Full Text of the Excerpt

JACQUELYN HALL:
You don't think that drama should reflect life? That's not what you're trying to do?
PAUL GREEN:
Oh, yes, but it sublimates life or it ….
JACQUELYN HALL:
Ennobles life? When someone reads one of your plays, what is the purpose of that play, what do you want the reader to have from it?
PAUL GREEN:
Well, it's to tell a story. You've got a story to tell and then you say, "Well now, what is a story?" A story is an arrangement on the part of the artist of the actions and the raw material of life shaped into an art form in which the participants, the readers, the spectators, the auditors, they can come and see that and get enriched. It's part of the process of humanistic growth. I was reading last night something of Tennyson. H.L. Mencken used to call him "Long Tennyson" but he's a great poet, and I read about "And on her lover's arm she leant, And round her waist she felt it fold, And far across the hills they went in that new world, which is the old: Across the hills, and far away Beyond their utmost purple rim, And deep into the dying day The happy princess follow'd him.

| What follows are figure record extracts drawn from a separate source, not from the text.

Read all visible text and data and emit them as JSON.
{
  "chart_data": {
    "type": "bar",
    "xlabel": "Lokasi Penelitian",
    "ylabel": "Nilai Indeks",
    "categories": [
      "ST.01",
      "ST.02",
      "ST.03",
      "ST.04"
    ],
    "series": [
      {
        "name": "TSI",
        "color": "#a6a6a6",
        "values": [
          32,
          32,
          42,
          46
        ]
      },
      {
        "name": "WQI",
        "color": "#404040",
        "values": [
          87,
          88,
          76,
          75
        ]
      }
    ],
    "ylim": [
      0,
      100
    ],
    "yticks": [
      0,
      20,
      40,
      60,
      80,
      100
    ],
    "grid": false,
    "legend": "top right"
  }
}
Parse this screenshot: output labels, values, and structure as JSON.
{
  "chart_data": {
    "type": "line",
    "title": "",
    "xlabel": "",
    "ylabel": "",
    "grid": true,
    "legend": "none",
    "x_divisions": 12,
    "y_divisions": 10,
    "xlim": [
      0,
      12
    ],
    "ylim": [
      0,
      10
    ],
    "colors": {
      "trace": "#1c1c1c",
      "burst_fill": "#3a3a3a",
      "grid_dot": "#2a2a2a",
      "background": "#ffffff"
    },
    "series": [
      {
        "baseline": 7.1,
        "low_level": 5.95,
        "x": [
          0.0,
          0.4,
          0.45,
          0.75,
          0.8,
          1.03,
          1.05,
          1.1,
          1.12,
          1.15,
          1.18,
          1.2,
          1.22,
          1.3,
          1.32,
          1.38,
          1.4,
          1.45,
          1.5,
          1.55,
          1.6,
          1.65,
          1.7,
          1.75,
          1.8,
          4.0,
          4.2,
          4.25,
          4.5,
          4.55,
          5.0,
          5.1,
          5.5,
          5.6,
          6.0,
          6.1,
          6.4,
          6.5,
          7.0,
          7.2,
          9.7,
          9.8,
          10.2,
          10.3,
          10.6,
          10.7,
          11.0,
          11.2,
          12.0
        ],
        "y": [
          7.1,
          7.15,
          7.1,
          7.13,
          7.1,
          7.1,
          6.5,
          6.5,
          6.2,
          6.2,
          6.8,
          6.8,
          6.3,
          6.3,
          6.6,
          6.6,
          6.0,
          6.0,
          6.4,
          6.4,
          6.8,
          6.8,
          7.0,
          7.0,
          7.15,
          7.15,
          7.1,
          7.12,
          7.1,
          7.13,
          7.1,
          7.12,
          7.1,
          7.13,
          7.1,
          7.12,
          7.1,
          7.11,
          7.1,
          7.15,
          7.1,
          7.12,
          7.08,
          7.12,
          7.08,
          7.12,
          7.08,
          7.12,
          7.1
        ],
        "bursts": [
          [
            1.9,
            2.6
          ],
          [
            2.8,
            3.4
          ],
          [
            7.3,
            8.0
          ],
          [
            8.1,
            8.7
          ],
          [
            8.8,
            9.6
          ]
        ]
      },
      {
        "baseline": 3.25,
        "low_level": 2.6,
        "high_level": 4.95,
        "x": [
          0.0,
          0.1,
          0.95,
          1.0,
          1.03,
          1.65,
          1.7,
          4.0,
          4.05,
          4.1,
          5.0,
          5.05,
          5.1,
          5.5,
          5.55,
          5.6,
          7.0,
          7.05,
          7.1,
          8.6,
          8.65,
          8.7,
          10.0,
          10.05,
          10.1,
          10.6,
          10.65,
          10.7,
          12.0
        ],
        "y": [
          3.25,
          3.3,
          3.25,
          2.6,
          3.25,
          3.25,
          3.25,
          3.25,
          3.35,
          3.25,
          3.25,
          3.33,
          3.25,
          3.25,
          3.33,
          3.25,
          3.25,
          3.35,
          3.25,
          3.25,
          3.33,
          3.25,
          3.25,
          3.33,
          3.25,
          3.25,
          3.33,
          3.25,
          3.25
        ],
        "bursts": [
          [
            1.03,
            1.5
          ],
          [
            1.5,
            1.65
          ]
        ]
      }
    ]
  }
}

And o'er them many a sliding star, And many a merry wind was borne, And, stream'd thro' many a golden bar, The twilight melted into morn." So, he got something and there it is and "Way the twilight comes down …", it's wonderful. He put it down nearly a hundred years ago and it is still there. The vapor has disappeared, but art takes life, shapes it and fastens it down and a poem is like a chalice. You can go back and drink from it, and art makes permanent the values in life that would fade away. So, you could almost say that a civilization is great only as its artists are great.
JACQUELYN HALL:
But you also wrote with a didactic purpose. The way that you talked about This Body The Earth, that the reader would feel the injustice of the situation in which the man could not succeed. He would want to act in the real world because of having read this play.
PAUL GREEN:
That's right.
JACQUELYN HALL:
Whereas Tennyson's peom does not effect you that way, it's aesthetic.
PAUL GREEN:
Yes, but it makes you … well, it is in a way always that. You could not deny the pay-off of possible learning from any work of art and by learning, you simply mean not only learning of an emotional nature but of a logical strength so that if you have a pedantic novel or play that teaches, if it is done beautifully enough, the pedanticism is illuminated and sublimated in such a way that it is inspiring. Now, I wrote something that I knew when I was working at it, that it wasn't actually physically true, about some people who came to Roanoke Island in the sixteenth century and tried to make a settlement and they perished, they were lost. Well, I put words there that actually, realistically, didn't fit and had them do things that they didn't do, but you could say artistically, they should have done. So, I have a fellow come out, the narrator, and say, "We have come to dedicate this bit of humble earth." It's right where this colony was and then he says, "For here once walked the men of dreams." Well, all of us are dreamers … "the sons of hope and pain and wonder." Then I have him go on about the sunlight of truth on their foreheads, their lips sang a new "song for ages yet unborn, For us the children that came after them, O, new and mighty world to be," they sang. "O, land, majestic, free, unbounded." Well, they never said that but you use them to be beyond themselves so the artist, the playwright, he can never put life down just as it is. He interprets it. Anyway, I do in my feeble efforts. Now, in these later years, in feeling the impact of the country and this democratic faith that we have and the malfeasance that is happening, I guess that I've been encouraged to try to say something about that, to try to deal with people.